Engaging Iran through diplomacy and more
From The Statesman
ND Batra
Prime Minister Tony Blair will be retiring after the May elections and should be indeed thankful for diplomacy to have succeeded, regardless of any under the table quid pro quo, in the return of fifteen British sailors and marines.
Never did Britain seem so lonely and helpless and wounded during the two weeks of captivity even when Blair talked of a calm and conciliatory approach to get out of the impasse.

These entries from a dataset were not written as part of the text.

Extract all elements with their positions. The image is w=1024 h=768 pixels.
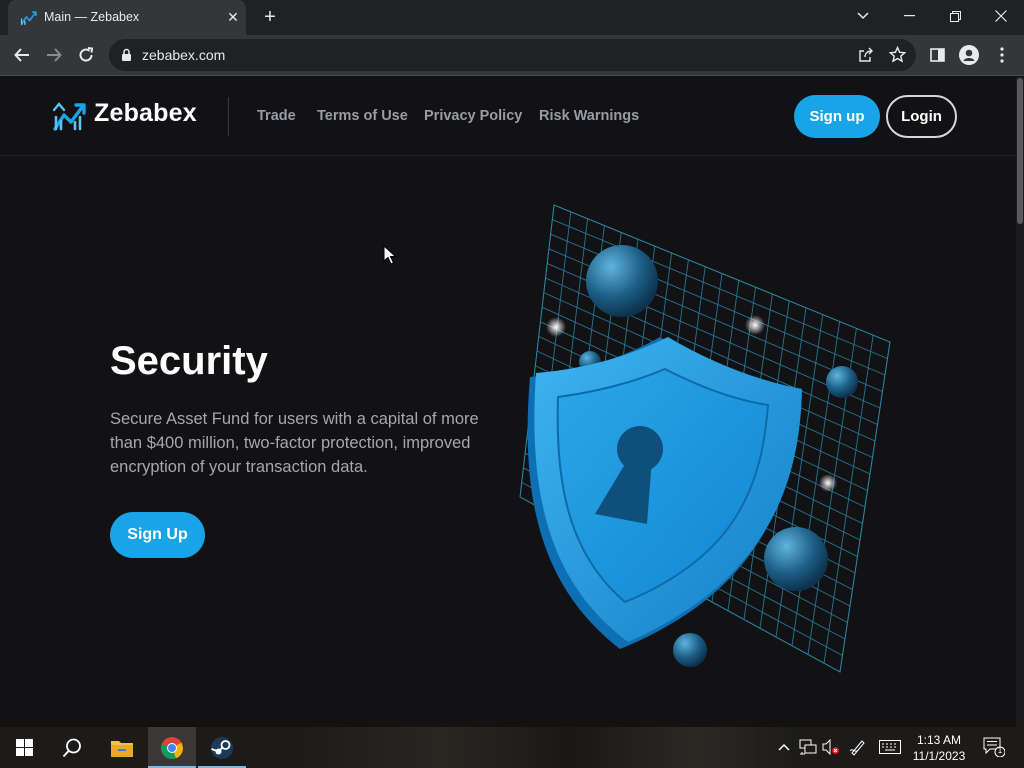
volume-muted-icon[interactable] (821, 737, 841, 757)
security-shield-illustration (519, 204, 891, 673)
taskbar-chrome[interactable] (148, 727, 196, 768)
kebab-menu-icon (1000, 47, 1004, 63)
network-icon[interactable] (798, 737, 818, 757)
notification-center-button[interactable]: 1 (982, 737, 1006, 757)
site-header: Zebabex Trade Terms of Use Privacy Polic… (0, 77, 1016, 156)
bookmark-star-icon[interactable] (889, 46, 906, 63)
browser-menu-button[interactable] (988, 41, 1016, 69)
restore-icon (949, 10, 961, 22)
clock[interactable]: 1:13 AM 11/1/2023 (908, 732, 970, 764)
header-login-button[interactable]: Login (886, 95, 957, 138)
folder-icon (111, 740, 133, 757)
pen-icon (849, 740, 865, 756)
hero-signup-button[interactable]: Sign Up (110, 512, 205, 558)
tab-search-button[interactable] (840, 0, 886, 32)
arrow-left-icon (14, 48, 29, 62)
new-tab-button[interactable]: + (259, 6, 281, 28)
nav-divider (228, 97, 229, 136)
restore-button[interactable] (932, 0, 978, 32)
address-bar[interactable]: zebabex.com (109, 39, 916, 71)
mouse-cursor-icon (383, 245, 397, 265)
share-icon[interactable] (858, 47, 874, 63)
url-text: zebabex.com (142, 47, 226, 63)
nav-link-privacy-policy[interactable]: Privacy Policy (424, 108, 522, 124)
pen-workspace-icon[interactable] (848, 737, 868, 757)
profile-avatar-icon (959, 45, 979, 65)
search-icon (62, 738, 81, 757)
close-window-button[interactable] (978, 0, 1024, 32)
minimize-icon (903, 15, 915, 17)
side-panel-icon (929, 48, 945, 62)
chrome-icon (161, 736, 184, 759)
browser-tab-strip: Main — Zebabex ✕ + (0, 0, 1024, 35)
keyboard-icon (879, 740, 901, 754)
browser-tab[interactable]: Main — Zebabex ✕ (8, 0, 246, 35)
windows-taskbar: 1:13 AM 11/1/2023 1 (0, 727, 1024, 768)
clock-time: 1:13 AM (916, 733, 962, 747)
steam-icon (211, 736, 233, 759)
network-icon-glyph (799, 739, 817, 755)
show-hidden-icons-button[interactable] (774, 737, 794, 757)
browser-toolbar: zebabex.com (0, 35, 1024, 76)
nav-link-risk-warnings[interactable]: Risk Warnings (539, 108, 639, 124)
reload-button[interactable] (72, 41, 100, 69)
speaker-muted-icon (822, 739, 839, 755)
reload-icon (79, 47, 94, 62)
page-scrollbar[interactable] (1016, 77, 1024, 727)
taskbar-file-explorer[interactable] (98, 727, 146, 768)
nav-link-terms-of-use[interactable]: Terms of Use (317, 108, 408, 124)
back-button[interactable] (8, 41, 36, 69)
minimize-button[interactable] (886, 0, 932, 32)
side-panel-button[interactable] (923, 41, 951, 69)
notification-count-badge: 1 (997, 746, 1003, 755)
logo-text[interactable]: Zebabex (94, 99, 197, 128)
search-button[interactable] (48, 727, 96, 768)
web-page: Zebabex Trade Terms of Use Privacy Polic… (0, 77, 1016, 727)
profile-button[interactable] (955, 41, 983, 69)
lock-icon (122, 48, 131, 61)
header-signup-button[interactable]: Sign up (794, 95, 880, 138)
windows-logo-icon (15, 739, 33, 756)
tab-title: Main — Zebabex (44, 10, 140, 24)
start-button[interactable] (0, 727, 48, 768)
chevron-up-icon (778, 743, 790, 751)
nav-link-trade[interactable]: Trade (257, 108, 296, 124)
zebabex-logo-icon[interactable] (53, 100, 87, 132)
forward-button[interactable] (40, 41, 68, 69)
chevron-down-icon (857, 12, 869, 20)
hero-title: Security (110, 339, 268, 383)
arrow-right-icon (47, 48, 62, 62)
clock-date: 11/1/2023 (912, 749, 966, 763)
zebabex-favicon-icon (20, 11, 37, 26)
scrollbar-thumb[interactable] (1017, 78, 1023, 224)
hero-description: Secure Asset Fund for users with a capit… (110, 410, 479, 476)
taskbar-steam[interactable] (198, 727, 246, 768)
touch-keyboard-icon[interactable] (878, 737, 902, 757)
tab-close-icon[interactable]: ✕ (224, 8, 242, 26)
close-icon (995, 10, 1007, 22)
taskbar-background (290, 727, 800, 768)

You might call it a facing saving device on the part of Iran when last week President Mehmoud Ahmadinejad announced to free the hostages as a “gift”, nonetheless, reprimanding Britain for not being “brave enough” to admit that its naval personnel had made a mistake and strayed into Iranian territorial waters, the centuries old disputed Shatt al-Arab waterway which was one of the causes of Iraq-Iran of the 1980s.
Now Iran wants its “generosity” to be reciprocated and is expecting that Britain would open up meaningful channels of communication and would persuade Washington to release five Iranians held in Iraq by the US forces since January. Prolonged hostage crisis or any military action would have aggravated the situation and ruined Blair’s brilliant though controversial political career. Blair escaped Jimmy Carter’s political fate. The blunder the former president made in his desperate attempt in rescuing the American hostages held by the Iranian Revolutionary Guard in 1979 by launching the operation Desert One (which had to be aborted) in fact prolonged the crisis and humiliated the United States.

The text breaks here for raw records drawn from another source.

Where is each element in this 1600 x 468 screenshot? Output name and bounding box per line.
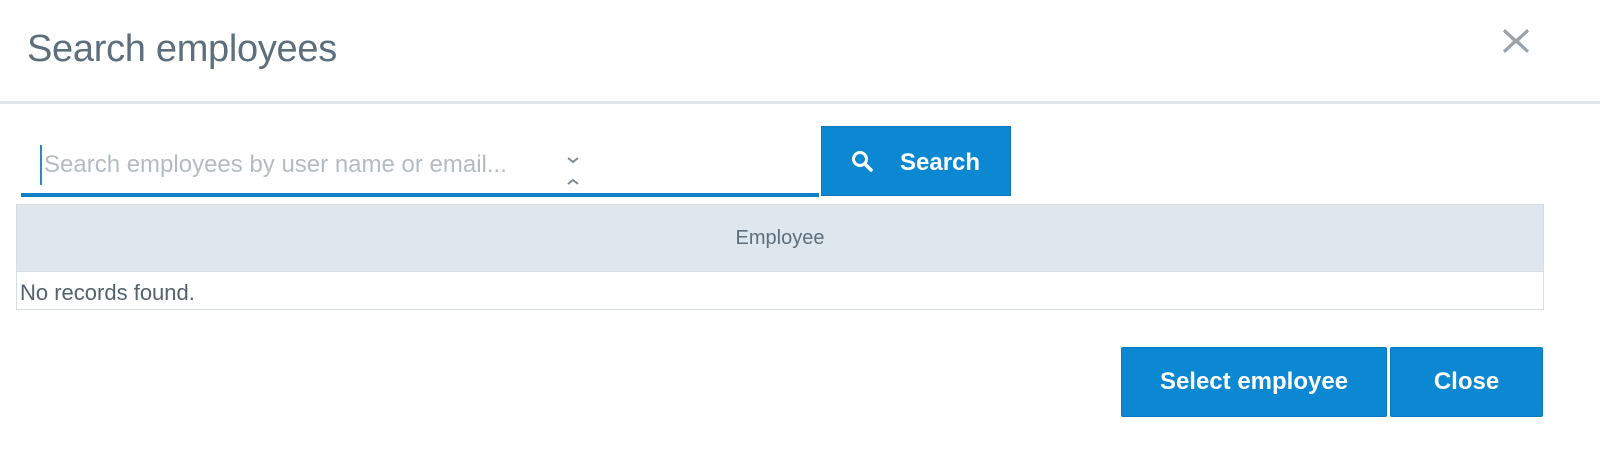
dialog-header: Search employees <box>0 0 1600 104</box>
spinner-arrows-icon[interactable] <box>561 151 585 191</box>
search-row: Search <box>0 125 1600 200</box>
dialog-title: Search employees <box>27 28 337 70</box>
search-icon <box>852 151 873 172</box>
close-icon[interactable] <box>1500 22 1532 56</box>
table-header: Employee <box>17 205 1543 272</box>
search-employees-dialog: Search employees Search Employee No reco… <box>0 0 1600 468</box>
empty-message: No records found. <box>20 280 195 305</box>
column-header-employee[interactable]: Employee <box>17 205 1543 272</box>
search-button-label: Search <box>900 149 981 176</box>
search-button[interactable]: Search <box>821 126 1011 196</box>
select-employee-button[interactable]: Select employee <box>1121 347 1387 417</box>
search-input[interactable] <box>40 145 544 185</box>
empty-row: No records found. <box>17 272 1543 309</box>
search-field <box>21 137 819 197</box>
employees-table: Employee No records found. <box>16 204 1544 310</box>
close-button[interactable]: Close <box>1390 347 1543 417</box>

The treatment of the captured British sailors and marines, though they were initially blindfolded and cuffed and forced to make confessions, as they told the BBC, was not as inhumane and cruel as it was in 1979 when Iranians seized 66 Americans from the US Embassy in Tehran and held them for 444 days only to release them (the remaining 52) hours after Ronald Reagan was sworn in as president on 20 January 1981. The hostage crisis ruined Carter’s presidency; and in spite of the Nobel Peace Prize and global humanitarian work Carter has been doing since he left the White House, the image of his presidency is associated with the blindfolded American hostages in Tehran. In those days, Iran was riding the wave of Ayatollah Khomeini-led Islamic revolution and did not care much for rest of the world, least of all the United States, whom the Iranian spiritual leader denounced as the “Great Satan” and the enemy of Islam.

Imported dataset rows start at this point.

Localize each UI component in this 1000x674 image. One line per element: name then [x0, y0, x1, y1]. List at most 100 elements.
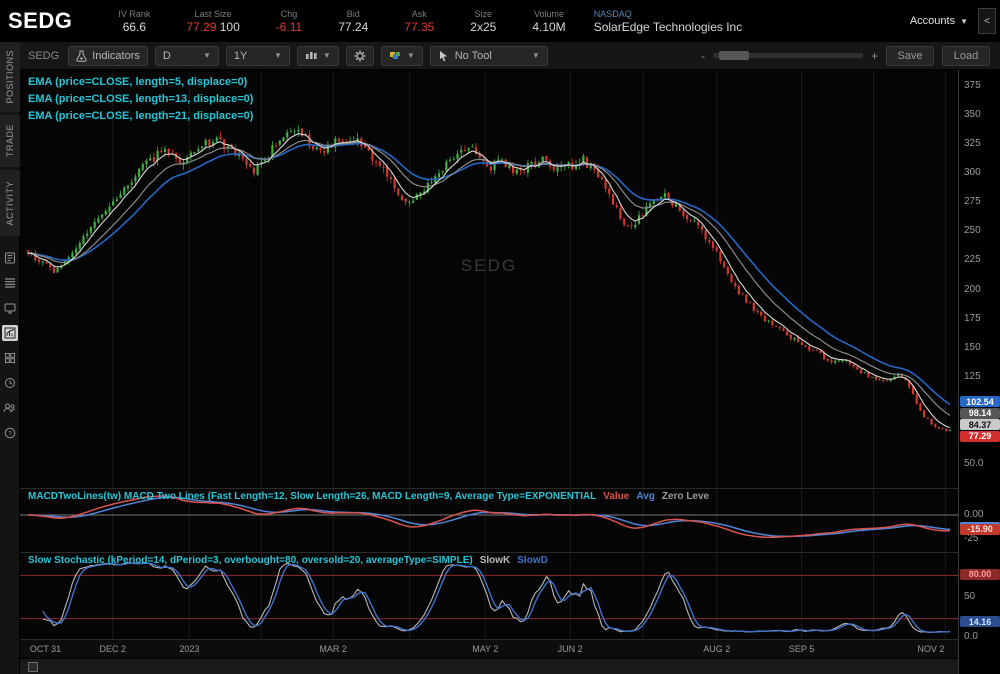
drawing-tool-dropdown[interactable]: No Tool ▼ — [430, 46, 548, 66]
monitor-icon[interactable] — [2, 300, 18, 316]
stochastic-study-label: Slow Stochastic (kPeriod=14, dPeriod=3, … — [28, 555, 548, 566]
sidebar-tab-trade[interactable]: TRADE — [0, 115, 20, 167]
price-tick: 225 — [964, 254, 981, 265]
stoch-legend-slowk: SlowK — [480, 555, 511, 566]
time-tick: MAY 2 — [472, 644, 498, 654]
quote-header: SEDG IV Rank66.6 Last Size77.29 100 Chg-6.… — [0, 0, 1000, 42]
trading-platform-window: SEDG IV Rank66.6 Last Size77.29 100 Chg-6.… — [0, 0, 1000, 674]
macd-legend-value: Value — [603, 491, 629, 502]
aggregation-dropdown[interactable]: D▼ — [155, 46, 219, 66]
price-tick: 275 — [964, 196, 981, 207]
macd-legend-zero: Zero Leve — [662, 491, 709, 502]
symbol-watermark: SEDG — [461, 256, 517, 276]
chart-settings-button[interactable] — [346, 46, 374, 66]
accounts-dropdown[interactable]: Accounts ▼ — [910, 15, 968, 27]
stoch-slowd-bubble: 14.16 — [960, 616, 1000, 627]
chevron-down-icon: ▼ — [203, 51, 211, 60]
stoch-legend-slowd: SlowD — [517, 555, 548, 566]
list-icon[interactable] — [2, 275, 18, 291]
time-axis[interactable]: OCT 31 DEC 2 2023 MAR 2 MAY 2 JUN 2 AUG 2 SEP 5… — [20, 639, 958, 658]
price-chart-area[interactable]: EMA (price=CLOSE, length=5, displace=0) … — [20, 70, 958, 488]
quote-stat-volume: Volume4.10M — [532, 8, 565, 34]
stoch-overbought-bubble: 80.00 — [960, 569, 1000, 580]
zoom-in-button[interactable]: + — [871, 49, 878, 63]
zoom-slider-handle[interactable] — [719, 51, 749, 60]
price-tick: 50.0 — [964, 458, 983, 469]
price-tick: 125 — [964, 371, 981, 382]
sidebar-tab-positions[interactable]: POSITIONS — [0, 42, 20, 112]
macd-value-bubble: -15.90 — [960, 524, 1000, 535]
price-bubble: 102.54 — [960, 396, 1000, 407]
time-tick: JUN 2 — [558, 644, 583, 654]
indicators-button[interactable]: Indicators — [68, 46, 148, 66]
history-clock-icon[interactable] — [2, 375, 18, 391]
quote-stat-chg: Chg-6.11 — [276, 8, 302, 34]
quote-stat-iv-rank: IV Rank66.6 — [118, 8, 150, 34]
time-tick: AUG 2 — [703, 644, 730, 654]
macd-legend-avg: Avg — [636, 491, 655, 502]
collapse-panel-button[interactable]: < — [978, 8, 996, 34]
macd-zero-tick: 0.00 — [964, 509, 983, 520]
quote-stat-ask: Ask77.35 — [404, 8, 434, 34]
price-tick: 300 — [964, 167, 981, 178]
stochastic-study-panel[interactable]: Slow Stochastic (kPeriod=14, dPeriod=3, … — [20, 552, 958, 639]
chart-icon[interactable] — [2, 325, 18, 341]
chevron-down-icon: ▼ — [274, 51, 282, 60]
macd-study-label: MACDTwoLines(tw) MACD Two Lines (Fast Le… — [28, 491, 709, 502]
left-sidebar: POSITIONS TRADE ACTIVITY ? — [0, 42, 20, 674]
quote-stat-size: Size2x25 — [470, 8, 496, 34]
range-dropdown[interactable]: 1Y▼ — [226, 46, 290, 66]
chevron-down-icon: ▼ — [407, 51, 415, 60]
price-tick: 200 — [964, 284, 981, 295]
save-button[interactable]: Save — [886, 46, 934, 66]
chart-type-dropdown[interactable]: ▼ — [297, 46, 339, 66]
stoch-low-tick: 0.0 — [964, 631, 978, 642]
help-icon[interactable]: ? — [2, 425, 18, 441]
price-tick: 375 — [964, 80, 981, 91]
price-axis[interactable]: 37535032530027525022520017515012550.0102… — [958, 70, 1000, 674]
chart-toolbar: SEDG Indicators D▼ 1Y▼ ▼ ▼ No Tool ▼ — [20, 42, 1000, 70]
time-tick: MAR 2 — [319, 644, 347, 654]
price-tick: 350 — [964, 109, 981, 120]
load-button[interactable]: Load — [942, 46, 990, 66]
time-tick: DEC 2 — [100, 644, 127, 654]
price-bubble: 77.29 — [960, 431, 1000, 442]
ema5-label: EMA (price=CLOSE, length=5, displace=0) — [28, 74, 253, 91]
price-bubble: 84.37 — [960, 419, 1000, 430]
sidebar-tab-activity[interactable]: ACTIVITY — [0, 170, 20, 236]
stoch-mid-tick: 50 — [964, 591, 975, 602]
zoom-out-button[interactable]: - — [701, 49, 705, 63]
quote-stats: IV Rank66.6 Last Size77.29 100 Chg-6.11 Bid… — [118, 8, 565, 34]
zoom-slider[interactable] — [713, 53, 863, 58]
price-bubble: 98.14 — [960, 408, 1000, 419]
quote-stat-bid: Bid77.24 — [338, 8, 368, 34]
chevron-down-icon: ▼ — [960, 17, 968, 26]
price-tick: 150 — [964, 342, 981, 353]
chevron-down-icon: ▼ — [323, 51, 331, 60]
notes-icon[interactable] — [2, 250, 18, 266]
panel-handle-icon[interactable] — [28, 662, 38, 672]
grid-icon[interactable] — [2, 350, 18, 366]
time-tick: SEP 5 — [789, 644, 814, 654]
toolbar-symbol-label: SEDG — [28, 50, 59, 62]
symbol-title: SEDG — [8, 8, 72, 34]
price-tick: 175 — [964, 313, 981, 324]
users-icon[interactable] — [2, 400, 18, 416]
ema21-label: EMA (price=CLOSE, length=21, displace=0) — [28, 108, 253, 125]
svg-text:?: ? — [8, 430, 12, 437]
chevron-down-icon: ▼ — [532, 51, 540, 60]
accounts-label: Accounts — [910, 15, 955, 27]
gear-icon — [354, 50, 366, 62]
time-tick: NOV 2 — [917, 644, 944, 654]
quote-stat-last-size: Last Size77.29 100 — [186, 8, 239, 34]
ema13-label: EMA (price=CLOSE, length=13, displace=0) — [28, 91, 253, 108]
time-tick: 2023 — [179, 644, 199, 654]
price-tick: 250 — [964, 225, 981, 236]
time-tick: OCT 31 — [30, 644, 61, 654]
company-info: NASDAQ SolarEdge Technologies Inc — [594, 8, 743, 34]
bottom-status-strip — [20, 658, 1000, 674]
cursor-icon — [438, 50, 449, 62]
macd-study-panel[interactable]: MACDTwoLines(tw) MACD Two Lines (Fast Le… — [20, 488, 958, 552]
drawings-dropdown[interactable]: ▼ — [381, 46, 423, 66]
candlestick-chart-icon — [305, 50, 318, 62]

Times have changed. When the world conference he presided in Tehran on 14 December 2005 to denounce the Holocaust as fiction and his denunciation of Israel as a country that should be wiped out from the map failed to arouse any revolutionary fervour in the Arab-Muslim world, Ahmadinejad must have realised that he is no ayatollah. When the British hostages were being paraded before the media, no Muslim country raised a voice to support Iran’s action. Despite his blustering charm and media swagger mixed with abrasiveness, Ahmadinejad has the charisma of more like that of a used car salesman than a world statesman.
The hostage crisis has not brightened the image of Iran, nor added to Ahmadinejad’s diminutive stature. Iranians need to learn that global networking and diplomacy can be more fruitful in dealing with nations like the United States and Britain than kidnapping and hostage taking, which has become associated with terrorism. But bad national leaders should not be the reason for punishing their people as it tragically happened in Iraq, where to get rid off Saddam Hussein, the whole country has been devastated. I
ran needs to be engaged through diplomacy to be a responsible power in the Middle East, where another conflict will neither change a regime nor anyone’s mind. Although the US stance toward Iran has not softened, European politicians see a door opening for dialogue about the most contentious issue, Iran’s nuclear program for uranium enrichment for which the UN Security Council passed a unanimous resolution imposing sanctions, asking the country to cease uranium enrichment and reprocessing and open its nuclear facilities to the International Atomic Energy Agency (IAEA).
The question is how to accept Iran’s right to develop nuclear energy for peaceful purposes without letting it clandestinely transfer the enriched uranium for the development of nuclear purposes. The release of sailors and marines might be construed as a desire, as German Foreign Minister Frank-Walter Steinmeier was quoted in Deutsche Welle, to “open the door to further cooperation.”
It might seem that the Bush administration is adamant in not negotiating with Iran unless it meets the precondition that it must stop uranium enrichment processing. But since the elections much has changed in the United States. Congress controlled by Democrats has become increasingly assertive and active in international affairs, as the recent trip of Speaker of the House Nancy Pelosi to Syria shows. Despite strong rebuke from the White House, Speaker Pelosi and her delegation went ahead to meet with President Assad of Syria in order to seek cooperation to stabilize Iraq so that American troops could return home.
The American people are not ready for any violent confrontation with Iran; nor are they willing to let Iran keep up with its nuclear weapons program, which necessitates that nuclear and other issues must be solved through diplomatic negotiations. Iranian rulers too seem to be prepared for dialogue if one reads their minds correctly after the hostage crisis.